SAN FRANCISCO (Reuters) - Government spending in a recession can boost a country’s economy without permanently bloating its public debt, even if the debt is already quite large, researchers told an influential group of central bankers in Jackson, Wyoming, on Saturday.
“Expansionary fiscal policies adopted when the economy is weak may not only stimulate output but also reduce debt-to-GDP ratios,” University of California, Berkeley, professors Alan Auerbach and Yuriy Gorodnichenko said in a paper presented at the Kansas City Federal Reserve’s annual economic symposium.
The symposium’s focus this year is on how best to foster a stronger global economy.
After the 2007-2009 global financial crisis, fear of ballooning public debt pushed fiscal authorities in some countries to ratchet back government spending, a tactic that economists now think may have slowed recovery.
But with debt levels high by historical standards in many countries, including the United States where debt is about 76 percent of the nation’s output, policymakers worry about the drag on growth.
The research presented Saturday offers new evidence that fiscal stimulus in a recession is not only safe but effective even in heavily indebted countries.

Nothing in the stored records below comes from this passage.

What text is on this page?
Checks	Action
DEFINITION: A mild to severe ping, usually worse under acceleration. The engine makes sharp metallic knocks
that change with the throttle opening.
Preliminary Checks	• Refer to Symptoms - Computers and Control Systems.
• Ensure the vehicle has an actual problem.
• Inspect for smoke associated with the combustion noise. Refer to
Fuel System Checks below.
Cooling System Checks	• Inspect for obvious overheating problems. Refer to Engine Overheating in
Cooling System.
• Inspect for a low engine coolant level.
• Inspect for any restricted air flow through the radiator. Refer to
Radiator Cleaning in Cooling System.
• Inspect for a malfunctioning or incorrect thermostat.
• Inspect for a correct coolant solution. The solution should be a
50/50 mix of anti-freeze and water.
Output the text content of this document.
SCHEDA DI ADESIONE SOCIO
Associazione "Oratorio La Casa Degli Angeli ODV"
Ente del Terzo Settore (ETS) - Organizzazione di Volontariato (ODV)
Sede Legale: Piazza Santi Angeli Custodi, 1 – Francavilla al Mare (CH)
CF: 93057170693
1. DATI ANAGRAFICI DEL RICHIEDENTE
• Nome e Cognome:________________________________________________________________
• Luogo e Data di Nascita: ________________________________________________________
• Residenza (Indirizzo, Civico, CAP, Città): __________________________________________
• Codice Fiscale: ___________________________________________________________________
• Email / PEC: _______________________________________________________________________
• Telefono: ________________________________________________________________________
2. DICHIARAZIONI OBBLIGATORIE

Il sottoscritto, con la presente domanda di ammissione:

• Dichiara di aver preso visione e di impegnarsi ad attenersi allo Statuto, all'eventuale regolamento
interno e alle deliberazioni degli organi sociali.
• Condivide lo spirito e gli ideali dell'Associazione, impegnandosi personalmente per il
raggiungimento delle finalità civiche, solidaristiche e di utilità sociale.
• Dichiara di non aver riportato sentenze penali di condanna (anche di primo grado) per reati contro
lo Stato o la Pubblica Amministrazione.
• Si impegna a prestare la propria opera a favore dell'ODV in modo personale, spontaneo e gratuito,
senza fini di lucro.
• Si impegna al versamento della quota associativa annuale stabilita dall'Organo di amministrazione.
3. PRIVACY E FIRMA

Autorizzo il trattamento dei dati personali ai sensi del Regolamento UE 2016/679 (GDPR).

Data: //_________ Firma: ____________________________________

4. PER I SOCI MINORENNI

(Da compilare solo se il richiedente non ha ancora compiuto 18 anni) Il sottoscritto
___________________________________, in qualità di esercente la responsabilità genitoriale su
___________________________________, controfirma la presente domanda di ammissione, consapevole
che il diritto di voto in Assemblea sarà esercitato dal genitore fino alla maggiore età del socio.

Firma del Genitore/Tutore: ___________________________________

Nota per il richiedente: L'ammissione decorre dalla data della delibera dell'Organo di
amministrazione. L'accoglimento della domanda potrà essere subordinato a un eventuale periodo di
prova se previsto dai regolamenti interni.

That may be particularly welcome news to central bankers including Federal Reserve Chair Janet Yellen and European Central Bank chief Mario Draghi, who face limited options of their own to combat a future downturn, given existing low interest rates and low inflation rates in their economies.
Politicians in Washington are preparing for a potential showdown over U.S. debt next month, with Treasury Secretary Stephen Mnuchin warning that unless Congress lifts the country’s debt ceiling by Sept. 29 the government will no longer be able to pay its bills. Republicans have tried to use past debt ceiling debates as leverage to restrict government spending.
The University of California researchers warned in their paper that fiscal stimulus when an economy is strong can indeed add to debt burdens and slow long-run growth.
“Our results should not be interpreted as an unconditional call for an aggressive government spending in response to a deteriorating economy,” they wrote.
Still, they argued, the evidence suggests that fiscal spending during a downturn has less risk of downside than is often thought.
“With tight constraints on central banks, one may expect — or maybe hope for — a more active response of fiscal policy when the next recession arrives,” they wrote.